The Preferred edition, however, offers several shiny bells and whistles. One of them is transcription from a digital pocket voice recorder. This approach doesn’t provide the same accuracy as a headset, and it requires what today is considered an excruciating amount of training reading: at least 15 minutes. But it does free you from dictating at the computer.

The Preferred perk is voice macros, where you teach it to type one thing when you say another. For example, you can say “forget it” and have the software spit out, “Thank you so much for your inquiry. Unfortunately, after much consideration, we regret that we must decline your application at this time.”

There’s also a $900 version called Professional, which offers, among other advanced features, complete control over your PC by voice; it can even set in motion elaborate multi-step automated tasks.

NatSpeak also runs beautifully on the Macintosh. The setup is a bit involved: you need a recent Intel-based Mac, Apple’s free Boot Camp utility, a copy of Windows XP, and a U.S.B. adapter on your headset. And you have to restart the Mac in Windows each time you want to use NatSpeak. But if you can look past all that fine print, NatSpeak on Macintosh is extremely fast and accurate.

If that sounds like too much effort, there is a Macintosh-only alternative: iListen ($130 with headset).
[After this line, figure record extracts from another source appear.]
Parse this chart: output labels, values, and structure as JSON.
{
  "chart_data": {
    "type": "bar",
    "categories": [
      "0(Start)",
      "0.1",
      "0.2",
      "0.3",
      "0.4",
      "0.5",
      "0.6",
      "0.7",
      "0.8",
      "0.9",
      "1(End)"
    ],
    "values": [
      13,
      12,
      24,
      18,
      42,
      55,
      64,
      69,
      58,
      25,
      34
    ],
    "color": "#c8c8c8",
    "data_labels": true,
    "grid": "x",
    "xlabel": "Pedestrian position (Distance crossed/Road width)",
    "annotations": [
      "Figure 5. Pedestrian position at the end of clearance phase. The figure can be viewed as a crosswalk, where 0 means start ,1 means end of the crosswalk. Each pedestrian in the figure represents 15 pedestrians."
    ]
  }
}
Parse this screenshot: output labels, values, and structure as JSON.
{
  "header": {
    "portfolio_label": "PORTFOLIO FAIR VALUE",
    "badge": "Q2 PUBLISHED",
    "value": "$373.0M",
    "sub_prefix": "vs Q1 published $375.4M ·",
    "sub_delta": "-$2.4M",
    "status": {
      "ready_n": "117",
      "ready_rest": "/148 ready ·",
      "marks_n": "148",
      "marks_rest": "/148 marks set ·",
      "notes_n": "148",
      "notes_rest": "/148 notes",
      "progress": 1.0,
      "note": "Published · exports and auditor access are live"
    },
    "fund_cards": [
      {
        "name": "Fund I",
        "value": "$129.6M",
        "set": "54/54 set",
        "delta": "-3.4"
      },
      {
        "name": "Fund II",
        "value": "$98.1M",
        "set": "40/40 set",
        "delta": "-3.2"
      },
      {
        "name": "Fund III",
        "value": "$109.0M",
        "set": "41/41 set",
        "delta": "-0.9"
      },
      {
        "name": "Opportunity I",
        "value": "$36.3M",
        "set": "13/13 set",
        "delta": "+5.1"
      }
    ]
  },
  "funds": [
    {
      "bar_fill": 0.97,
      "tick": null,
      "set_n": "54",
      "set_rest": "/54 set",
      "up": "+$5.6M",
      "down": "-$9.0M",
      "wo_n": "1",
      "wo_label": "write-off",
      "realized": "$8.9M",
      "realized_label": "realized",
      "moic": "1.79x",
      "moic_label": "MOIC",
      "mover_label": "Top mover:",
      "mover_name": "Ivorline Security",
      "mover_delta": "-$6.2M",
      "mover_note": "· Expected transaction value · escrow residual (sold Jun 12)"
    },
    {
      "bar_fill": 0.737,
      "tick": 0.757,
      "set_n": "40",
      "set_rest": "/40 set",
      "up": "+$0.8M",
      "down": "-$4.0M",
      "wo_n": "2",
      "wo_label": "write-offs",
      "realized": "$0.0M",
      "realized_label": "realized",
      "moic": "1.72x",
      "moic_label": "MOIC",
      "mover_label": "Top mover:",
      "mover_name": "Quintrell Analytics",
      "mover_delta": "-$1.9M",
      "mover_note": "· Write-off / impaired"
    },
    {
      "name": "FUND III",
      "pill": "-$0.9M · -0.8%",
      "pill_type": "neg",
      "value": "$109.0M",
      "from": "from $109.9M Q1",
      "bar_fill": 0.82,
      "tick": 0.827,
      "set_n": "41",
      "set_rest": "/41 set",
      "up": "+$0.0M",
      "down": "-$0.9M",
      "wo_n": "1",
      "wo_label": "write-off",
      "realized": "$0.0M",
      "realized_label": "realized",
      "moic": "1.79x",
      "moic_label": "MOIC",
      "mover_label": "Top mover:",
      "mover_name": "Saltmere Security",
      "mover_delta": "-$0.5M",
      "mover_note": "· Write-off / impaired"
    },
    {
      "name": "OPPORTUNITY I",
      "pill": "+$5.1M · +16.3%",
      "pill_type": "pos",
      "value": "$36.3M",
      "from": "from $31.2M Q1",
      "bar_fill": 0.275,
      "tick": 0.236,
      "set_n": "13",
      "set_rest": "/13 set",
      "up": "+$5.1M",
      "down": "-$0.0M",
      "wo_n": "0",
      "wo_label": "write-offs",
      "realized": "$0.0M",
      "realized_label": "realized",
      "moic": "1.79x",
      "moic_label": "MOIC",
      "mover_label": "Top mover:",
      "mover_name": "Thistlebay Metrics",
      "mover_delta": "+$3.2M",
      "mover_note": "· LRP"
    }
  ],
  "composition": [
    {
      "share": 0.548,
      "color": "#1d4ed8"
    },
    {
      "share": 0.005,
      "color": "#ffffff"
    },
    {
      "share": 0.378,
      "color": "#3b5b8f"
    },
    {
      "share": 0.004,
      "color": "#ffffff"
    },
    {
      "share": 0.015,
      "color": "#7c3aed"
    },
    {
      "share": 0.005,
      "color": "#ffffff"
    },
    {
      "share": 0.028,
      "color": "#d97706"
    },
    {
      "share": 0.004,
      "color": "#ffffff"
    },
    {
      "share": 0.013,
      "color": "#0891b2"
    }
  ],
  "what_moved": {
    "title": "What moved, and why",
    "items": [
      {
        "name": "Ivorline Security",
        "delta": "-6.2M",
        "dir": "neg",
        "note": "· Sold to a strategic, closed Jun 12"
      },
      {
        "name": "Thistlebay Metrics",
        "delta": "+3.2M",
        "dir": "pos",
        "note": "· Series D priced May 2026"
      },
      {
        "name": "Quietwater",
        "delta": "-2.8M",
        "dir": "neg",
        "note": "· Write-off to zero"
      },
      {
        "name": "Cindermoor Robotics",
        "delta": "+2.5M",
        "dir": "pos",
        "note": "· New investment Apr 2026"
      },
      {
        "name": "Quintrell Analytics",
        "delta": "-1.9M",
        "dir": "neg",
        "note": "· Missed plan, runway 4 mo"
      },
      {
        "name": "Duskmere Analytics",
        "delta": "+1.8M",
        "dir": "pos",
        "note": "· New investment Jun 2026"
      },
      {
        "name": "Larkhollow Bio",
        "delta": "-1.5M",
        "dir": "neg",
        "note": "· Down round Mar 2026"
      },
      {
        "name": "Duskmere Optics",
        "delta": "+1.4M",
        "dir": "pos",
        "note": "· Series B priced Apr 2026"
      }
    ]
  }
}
Version 1.7, newly adapted for Intel Macs, offers better accuracy and a shorter training time than previous versions, though nothing like the sophistication or accuracy of NatSpeak. After 30 minutes of training, the program made 42 mistakes in my 1,000-word book excerpt, which the company says is better than average.

As for NaturallySpeaking: if you’re already using Version 8, it’s probably not worth upgrading to Version 9. Most people will find the changes to be too few and too subtle.

But if you’re among the thousands who have abandoned dictation software in the past, it’s a different story. Version 9 is a stronger argument than ever that for anyone who can’t or doesn’t like to type, dictation software is ready for prime time; the state of this art has attained nearly “Star Trek” polish.

Excuse me ­ what, honey?

O.K., I’m just finishing up here; I’ll be right down. Let me just turn my mike off.